Also 6 algeber, algiebar. [a. It. algèbra (also Sp. and med.L.), ad. Arab. al-jebr the redintegration or reunion of broken parts, f. jabara to reunite, redintegrate, consolidate, restore; hence, the surgical treatment of fractures, bone-setting. Also in phr. silm al-jebr wal-muqābalah, i.e., the science of redintegration and equation (opposition, comparison, collation), the Arabic name for algebraic computation. In this sense the first part of the Arabic title was taken into It. in 1202, as algèbra; the second part, almucābala, was used by some med.L. writers in the same sense. The 16th c. Eng. algeber (fancifully identified by early writers with the name of the Arabic chemist Geber) was either taken directly from Arab. or from Fr. algèbre; but the It. algèbra became the accepted form (accented a·lgebra by 1663).]
† 1. The surgical treatment of fractures; bone-setting. (A popular sense which probably survived from the Arabs in Spain; still in Sp.) Obs.
1541. R. Copland, Guydons Formul., X iij. The helpes of Algebra & of dislocations.
1565. J. Halle, Hist. Expost., 19. This Araby worde Algebra sygnifyeth as well fractures of bones, etc. as sometyme the restauration of the same.
[1598. Florio, Algebra [It.] the arte of bone-setting.
1623. Minsheu, Algébra [Sp.] bone-setting. Algebrísta, a bone-setter.]
2. The department of mathematics that investigates the relations and properties of numbers by means of general symbols; and, in a more abstract sense, a calculus of symbols combining according to certain defined laws.
Hence various algebras: as commutative algebra, in which the symbols obey the law of commutation; linear algebra, in which the symbols are linearly connected; quadruple algebra, or quaternions; and the algebra of logic, in which the symbols represent not numbers or quantities, but other objects of thought, as classes or qualities of things, or statements concerning things. R. Harley, F.R.S.

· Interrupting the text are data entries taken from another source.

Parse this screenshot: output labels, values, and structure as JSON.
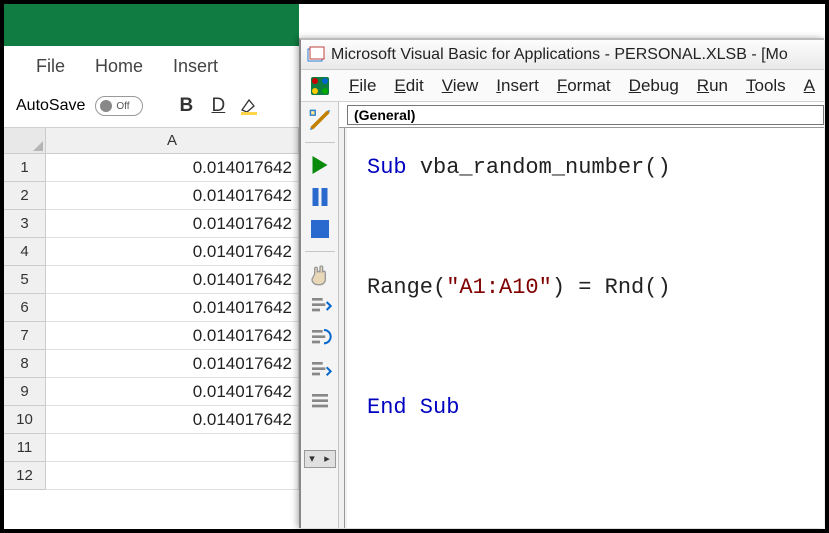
{
  "excel": {
    "ribbon": {
      "file": "File",
      "home": "Home",
      "insert": "Insert"
    },
    "toolbar": {
      "autosave_label": "AutoSave",
      "autosave_state": "Off",
      "bold": "B",
      "underline": "D"
    },
    "column_header": "A",
    "rows": [
      {
        "n": "1",
        "v": "0.014017642"
      },
      {
        "n": "2",
        "v": "0.014017642"
      },
      {
        "n": "3",
        "v": "0.014017642"
      },
      {
        "n": "4",
        "v": "0.014017642"
      },
      {
        "n": "5",
        "v": "0.014017642"
      },
      {
        "n": "6",
        "v": "0.014017642"
      },
      {
        "n": "7",
        "v": "0.014017642"
      },
      {
        "n": "8",
        "v": "0.014017642"
      },
      {
        "n": "9",
        "v": "0.014017642"
      },
      {
        "n": "10",
        "v": "0.014017642"
      },
      {
        "n": "11",
        "v": ""
      },
      {
        "n": "12",
        "v": ""
      }
    ]
  },
  "vba": {
    "title": "Microsoft Visual Basic for Applications - PERSONAL.XLSB - [Mo",
    "menu": {
      "file": "File",
      "edit": "Edit",
      "view": "View",
      "insert": "Insert",
      "format": "Format",
      "debug": "Debug",
      "run": "Run",
      "tools": "Tools",
      "addins": "A"
    },
    "proc": "(General)",
    "code": {
      "sub": "Sub",
      "subname": "vba_random_number",
      "range_fn": "Range",
      "range_arg": "\"A1:A10\"",
      "eq": " = ",
      "rnd": "Rnd",
      "end": "End Sub"
    }
  }
}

1551. Recorde, Pathw. Knowl., II. Pref. Also the rule of false position, with dyuers examples not onely vulgar, but some appertaynyng to the rule of Algeber. Ibid. (1557), Whetst., E iv. This Rule is called the Rule of Algeber, after the name of the inuentoure, as some men think But of his vse it is rightly called the rule of equation.
1570. Billingsley, Eucl., X. Introd. 229. That more secret and subtill part of Arithmetike, commonly called Algebra.
1570. Dee, Math. Præf., 6. The very name is Algiebar, and not Algebra: as by the Arabien Auicen, may be proued.
1579. Digges, Stratiot., 70. Farther to wade in the large sea of Algebra and numbers cossical. Ibid., 55. This Art of Algebra or Rule of Cosse as the Italians terme it.
1610. B. Jonson, Alchem., I. i. (1616), 607. Your alchemy, and your algebra.
1621. Burton, Anat. Mel., Democr. (1657), 45. Geber, that first inventer of Algebra.
1658. Phillips, Algebra, or the Analytical Art.
1663. Butler, Hud., I. i. 126. And wisely tell what hour o th day The clock does strike, by Algebra.
1775. Burke, Sp. Conc. Amer., Wks. III. 33. A proportion beyond all the powers of algebra to equalise and settle.
1781. Cowper, Convers., 22. And if it weigh the importance of a fly, The scales are false, or algebra a lie.
1837. Hallam, Hist. Lit. (1847), I. 238. [In Italian] co or cosa stands for the unknown quantity; whence algebra was sometimes called the cossic art.
1849. De Morgan, Trigonometry & Double Algebra, II. i. 98, note. Algebra, al jebr e al mokābala, restoration and reduction, got its Arabic name, I have no doubt, from the restoration of the term which completes the square, and reduction of the equation by extracting the square root. The solution of a quadratic equation was the most prominent part of the Arabic algebra.
1860. Motley, Hist. Netherl., III. 102. Passionless as algebra.